Some of the usual ways to access data in Riak are:
- key lookup (recommended way of getting the data out)
- secondary indexes (introduced mainly in the new versions of Riak)
- link walking
- riak search (search capabilities using Lucene and Solr API)
- MapReduce (which is the topic that would be discussed in this post)
What is MapReduce and how is it used with Riak ?
Note: the current stable version of Riak, at the time that this post was written, was 1.0.3 and this blog series uses that version as a baseline.

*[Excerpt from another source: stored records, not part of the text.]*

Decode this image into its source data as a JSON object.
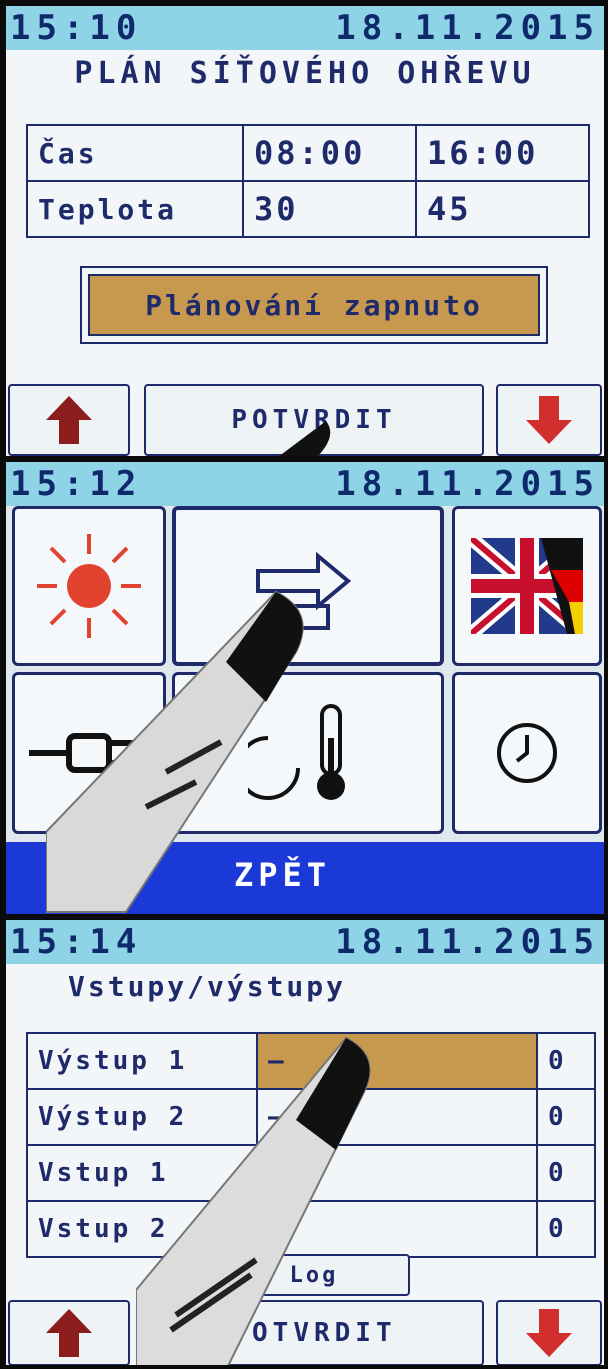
{
  "screen1": {
    "time": "15:10",
    "date": "18.11.2015",
    "title": "PLÁN SÍŤOVÉHO OHŘEVU",
    "rows": [
      {
        "label": "Čas",
        "v1": "08:00",
        "v2": "16:00"
      },
      {
        "label": "Teplota",
        "v1": "30",
        "v2": "45"
      }
    ],
    "status_button": "Plánování zapnuto",
    "confirm": "POTVRDIT"
  },
  "screen2": {
    "time": "15:12",
    "date": "18.11.2015",
    "back": "ZPĚT",
    "icons": [
      "sun-icon",
      "transfer-arrows-icon",
      "flag-icon",
      "plug-icon",
      "thermometer-icon",
      "clock-icon"
    ]
  },
  "screen3": {
    "time": "15:14",
    "date": "18.11.2015",
    "title": "Vstupy/výstupy",
    "rows": [
      {
        "label": "Výstup 1",
        "value": "–",
        "count": "0"
      },
      {
        "label": "Výstup 2",
        "value": "–",
        "count": "0"
      },
      {
        "label": "Vstup 1",
        "value": "",
        "count": "0"
      },
      {
        "label": "Vstup 2",
        "value": "",
        "count": "0"
      }
    ],
    "log_button": "Log",
    "confirm": "POTVRDIT"
  },
  "colors": {
    "status_bar": "#8ed3e6",
    "text": "#1f2a6b",
    "accent_tan": "#c7994f",
    "back_bar": "#1b39d6",
    "arrow_up": "#8b1d1d",
    "arrow_down": "#d22e2e",
    "sun": "#e2432f"
  }
}
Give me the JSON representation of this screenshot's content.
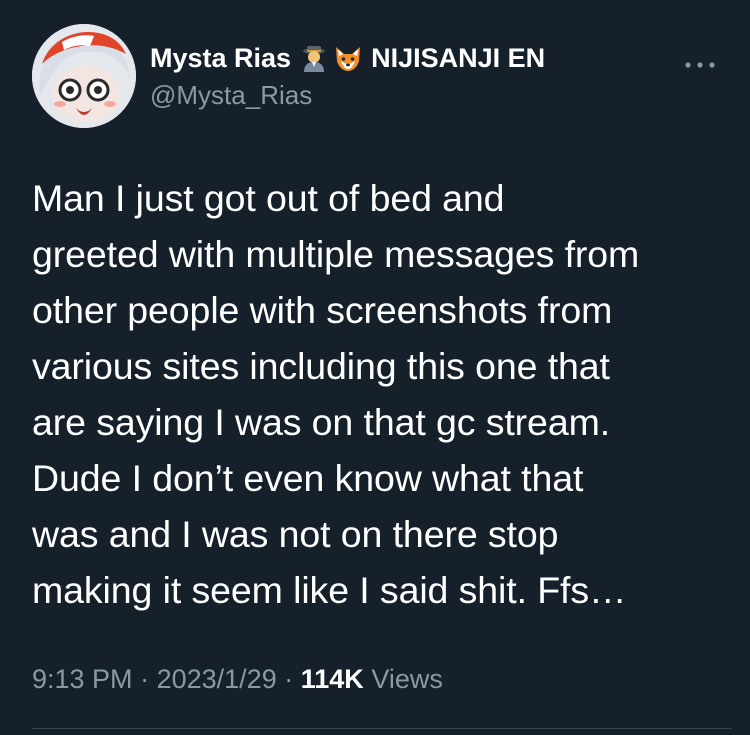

MapReduce’s purpose is to distribute the query across multiple processes to reap the benefits of distributed systems. Riak’s MapReduce has two steps to Map, which works to break up a large chunk of work into smaller ones and act on each one of them. The second step is the Reduce step is to combine the many results from the Map step into one desired result step.
Before we dive deeper into the mechanisms of Riak’s MapReduce, We want to explain something unique about Riak. Riak functions on a concept called the ‘bucket’. A bucket is a logical separation of entities (key-value tuples). The Riak bucket also comes with properties which are configurable. Physically, there is no bucket structure in Riak, as a key is seen to have the following form: hash(bucket_name + key_name) and not bucket/hash(key). A Riak bucket shouldn’t be seen as a relational database table. Armed with this knowledge of bucket, here are some implications we need to note.
- Typically in a production environment, it’s not recommended to get all the keys from a bucket. The main reason for this implication is that, if we make such a request, Riak needs to go over the entire dataset, getting out only the keys that match the specified bucket. Hence this action is highly resource intensive.
- Another implication is that it is not possible to delete all data in a bucket, as there is no physical distinction between a bucket and a key.
Why is understanding a bucket important in Riak? That is because, while doing a MapReduce query in Riak, it is imperative to have the prior knowledge of the input keys for which the map phase would run. This would mean that Riak would not have to do a full dataset scan in order to find the needed input keys (although, it’s possible, but again, not recommended in a production environment).
One important thing to mention here, is that Riak’s MapReduce, doesn’t have the same purpose as Hadoop’s batch processing. By default, Riak’s MapReduce would have a timeout value set to 60 seconds (which can be raised or lowered) and that’s because it’s made for low latency job/queries (e.g. being able to finish a MapReduce job within a http request).